O fato de não querer o nome no
jornal pode indicar que o assunto tratado não é próprio do cargo presidencial,
em que pese envolver filho do mandatário, o que aconselharia que o assunto
fosse tratado a distância do Palácio do Planalto, por questão de ética e
respeito à decência no exercício do principal cargo público do país.
A gravação mostra ainda que a
defesa do filho queria que a “manobra” ali engendrada – com foco nos auditores
da receita que enquadraram o filho - não beneficiasse somente este, à vista da mensagem
a seguir.
"A grande questão é
quando falar o seguinte. Ah, que o presidente da República está querendo se
utilizar da estrutura da presidência para defender o filho, só que esse caso
aqui, isso que a gente descobriu. Pode beneficiar, de uma forma ou de outra,
todas as pessoas que foram atacadas. Então não dá para dizer que é uma coisa
partidária, ideológica. Então com isso a gente consegue anular a Furna da Onça
de um modo geral".
Essas afirmações têm o condão de
confirmar o uso da máquina pública e principalmente do próprio presidente do
país, quando a advogada do filho diz que “o presidente da República está
querendo se utilizar da estrutura da presidência para defender o filho,”,
caso em que fica patente que foi utilizada a estrutura do Estado para a defesa
de assunto de interesse visivelmente particular, caracterizando claro desvio da
finalidade pública, com infringência das normas jurídicas aplicáveis à ética
republicana.
As conversas gravadas na reunião entre
o então presidente do país com a advogada de um dos filhos dele e assessores
palacianos são extremamente comprometedoras, por colocá-lo no epicentro de
discussões totalmente estranhas ao interesse do governo e do Estado, mostrando
com bastante clareza que ele se imiscuiu indevidamente em assuntos de interesse
pessoal do filho, que devia ter o escrúpulo de cuidar pessoalmente das questões
que diziam respeito exclusivamente a ele, totalmente estranho às funções presidenciais.
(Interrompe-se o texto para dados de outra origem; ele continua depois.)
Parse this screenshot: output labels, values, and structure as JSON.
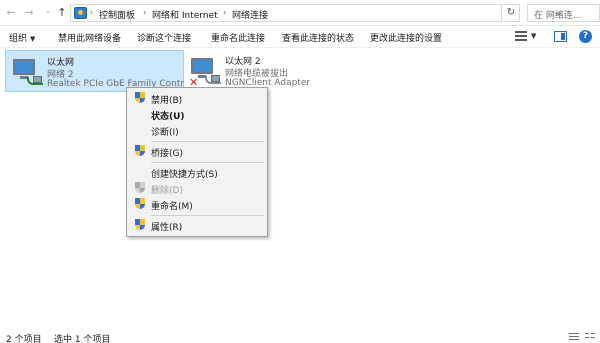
{
  "address_bar": {
    "breadcrumbs": [
      "控制面板",
      "网络和 Internet",
      "网络连接"
    ],
    "search_placeholder": "在 网络连..."
  },
  "command_bar": {
    "items": [
      "组织",
      "禁用此网络设备",
      "诊断这个连接",
      "重命名此连接",
      "查看此连接的状态",
      "更改此连接的设置"
    ]
  },
  "adapters": [
    {
      "name": "以太网",
      "network": "网络 2",
      "device": "Realtek PCIe GbE Family Contr...",
      "selected": true,
      "disconnected": false
    },
    {
      "name": "以太网 2",
      "network": "网络电缆被拔出",
      "device": "NGNClient Adapter",
      "selected": false,
      "disconnected": true
    }
  ],
  "context_menu": {
    "items": [
      {
        "label": "禁用(B)",
        "icon": "uac-shield-icon",
        "bold": false,
        "disabled": false
      },
      {
        "label": "状态(U)",
        "icon": null,
        "bold": true,
        "disabled": false
      },
      {
        "label": "诊断(I)",
        "icon": null,
        "bold": false,
        "disabled": false
      },
      {
        "label": "桥接(G)",
        "icon": "uac-shield-icon",
        "bold": false,
        "disabled": false
      },
      {
        "label": "创建快捷方式(S)",
        "icon": null,
        "bold": false,
        "disabled": false
      },
      {
        "label": "删除(D)",
        "icon": "uac-shield-icon",
        "bold": false,
        "disabled": true
      },
      {
        "label": "重命名(M)",
        "icon": "uac-shield-icon",
        "bold": false,
        "disabled": false
      },
      {
        "label": "属性(R)",
        "icon": "uac-shield-icon",
        "bold": false,
        "disabled": false
      }
    ]
  },
  "status_bar": {
    "item_count": "2 个项目",
    "selected_count": "选中 1 个项目"
  },
  "colors": {
    "selection_fill": "#cce8ff",
    "selection_border": "#99d1ff",
    "help_blue": "#1f6fc5",
    "disconnected_red": "#d01c1c"
  }
}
Em que pesem os cuidados para não
parecer que o presidente do país estivesse tratando de matéria de interesse do
filho, as conversas gravadas conspiram em denúncia substancial sobre o
envolvimento direto dele onde jamais deveria ter entrado, por mostrar claro
desvio da finalidade pública, que é proibido diante da lisura exigida no âmbito
da legislação aplicável à liturgia funcional do presidente do país.
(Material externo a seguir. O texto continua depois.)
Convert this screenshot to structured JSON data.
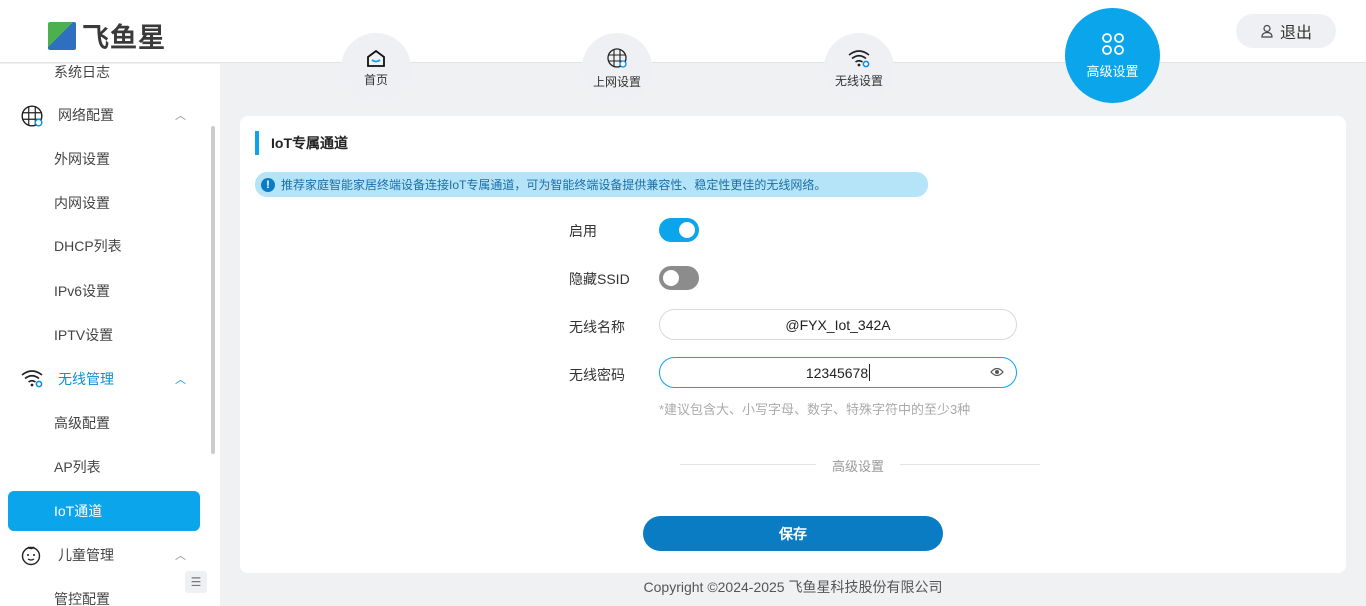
{
  "brand": {
    "name": "飞鱼星"
  },
  "header": {
    "logout": "退出"
  },
  "nav": [
    {
      "label": "首页"
    },
    {
      "label": "上网设置"
    },
    {
      "label": "无线设置"
    },
    {
      "label": "高级设置"
    }
  ],
  "sidebar": {
    "items": [
      {
        "label": "系统日志"
      },
      {
        "label": "网络配置"
      },
      {
        "label": "外网设置"
      },
      {
        "label": "内网设置"
      },
      {
        "label": "DHCP列表"
      },
      {
        "label": "IPv6设置"
      },
      {
        "label": "IPTV设置"
      },
      {
        "label": "无线管理"
      },
      {
        "label": "高级配置"
      },
      {
        "label": "AP列表"
      },
      {
        "label": "IoT通道"
      },
      {
        "label": "儿童管理"
      },
      {
        "label": "管控配置"
      }
    ]
  },
  "main": {
    "title": "IoT专属通道",
    "tip": "推荐家庭智能家居终端设备连接IoT专属通道，可为智能终端设备提供兼容性、稳定性更佳的无线网络。",
    "enable_label": "启用",
    "enable_on": true,
    "hide_ssid_label": "隐藏SSID",
    "hide_ssid_on": false,
    "ssid_label": "无线名称",
    "ssid_value": "@FYX_Iot_342A",
    "password_label": "无线密码",
    "password_value": "12345678",
    "password_hint": "*建议包含大、小写字母、数字、特殊字符中的至少3种",
    "advanced": "高级设置",
    "save": "保存"
  },
  "footer": "Copyright ©2024-2025 飞鱼星科技股份有限公司",
  "colors": {
    "accent": "#0aa5ea",
    "save": "#0a7cc4",
    "toggle_off": "#8c8c8c"
  }
}
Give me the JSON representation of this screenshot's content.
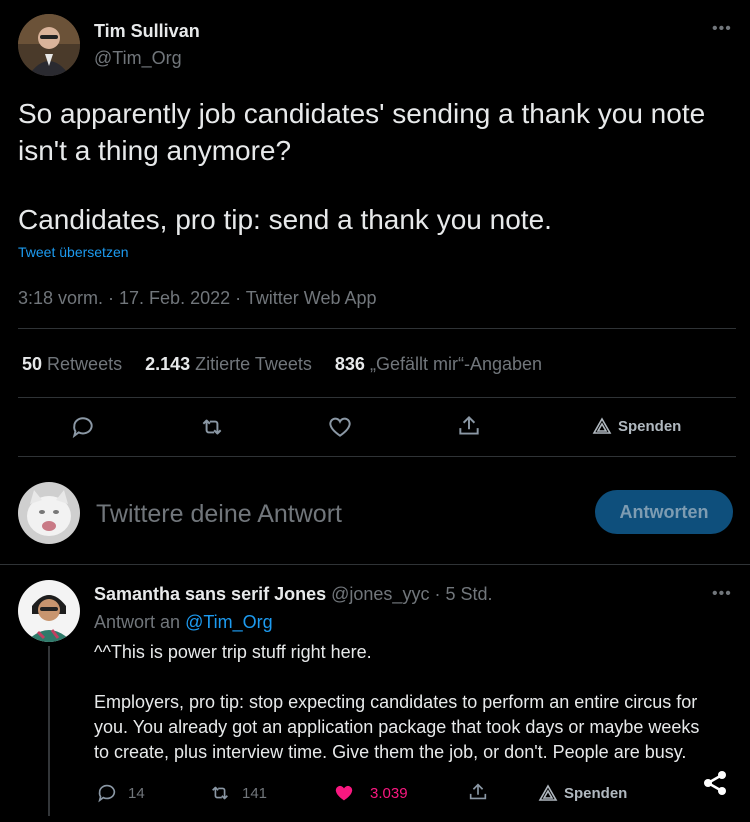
{
  "tweet": {
    "author_name": "Tim Sullivan",
    "author_handle": "@Tim_Org",
    "text_line1": "So apparently job candidates' sending a thank you note",
    "text_line2": "isn't a thing anymore?",
    "text_line3": "Candidates, pro tip: send a thank you note.",
    "translate_link": "Tweet übersetzen",
    "meta": "3:18 vorm. · 17. Feb. 2022 · Twitter Web App",
    "stats": {
      "retweets_count": "50",
      "retweets_label": "Retweets",
      "quotes_count": "2.143",
      "quotes_label": "Zitierte Tweets",
      "likes_count": "836",
      "likes_label": "„Gefällt mir“-Angaben"
    },
    "actions": {
      "donate_label": "Spenden"
    }
  },
  "composer": {
    "placeholder": "Twittere deine Antwort",
    "reply_button": "Antworten"
  },
  "reply": {
    "author_name": "Samantha sans serif Jones",
    "author_handle": "@jones_yyc",
    "time": "· 5 Std.",
    "replying_to_prefix": "Antwort an",
    "replying_to_handle": "@Tim_Org",
    "text_line1": "^^This is power trip stuff right here.",
    "text_line2": "Employers, pro tip: stop expecting candidates to perform an entire circus for",
    "text_line3": "you. You already got an application package that took days or maybe weeks",
    "text_line4": "to create, plus interview time. Give them the job, or don't. People are busy.",
    "actions": {
      "reply_count": "14",
      "retweet_count": "141",
      "like_count": "3.039",
      "donate_label": "Spenden"
    }
  },
  "colors": {
    "background": "#000000",
    "text": "#e7e9ea",
    "muted": "#71767b",
    "link": "#1d9bf0",
    "like_active": "#f91880",
    "reply_button_bg": "#0e4f7c"
  }
}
Mesmo que tudo tivesse sido conduzido
por debaixo do tapete, como de fato foi, como denunciam as conversas gravadas,
sim, por conveniência palaciana, esse caso referente à “rachadinha” respingou
bem além dessa condenável reunião, uma vez que é do conhecimento geral que um
ministro pediu exoneração do cargo depois que o presidente do pais se
intrometeu na tentativa de mudar a chefia da Polícia Federal, para possibilitar
a troca do delegado que cuidava do inquérito envolvimento o filho dele.
As conversas gravadas confirmam a
indevida e recriminável tentativa de influência do então presidente do país no
andamento ou do encerramento do inquérito envolvendo o filho dele, por
iniciativa de conversa com o chefe da Receita Federal, que jamais poderia
permitir que o pai se intrometesse nisso, por força das exigências constitucionais
de estrita observância ao decoro presidencial.
Em termos de reputação republicana,
estadista nenhum que se preze fica se intrometendo em senão nos assuntos de
interesse estritamente nacionais, evidentemente apenas naqueles que se harmonizam
com as causas da população em geral, sendo rigorosamente proibido o presidente
do país cuidar de interesses familiares nem particulares.
À vista do exposto, por haver gravações
comprometedoras, nesse episódio, fica bastante evidente que o então presidente
da República praticou desvio de atividade funcional, por colocar o seu governo,
ele e estrutura dele, a serviço de causa indiscutivelmente particular,
competindo à sociedade se manifestar com menção de censura pública, mostrando o
seu inconformismo com o desprezo ao decoro presidencial.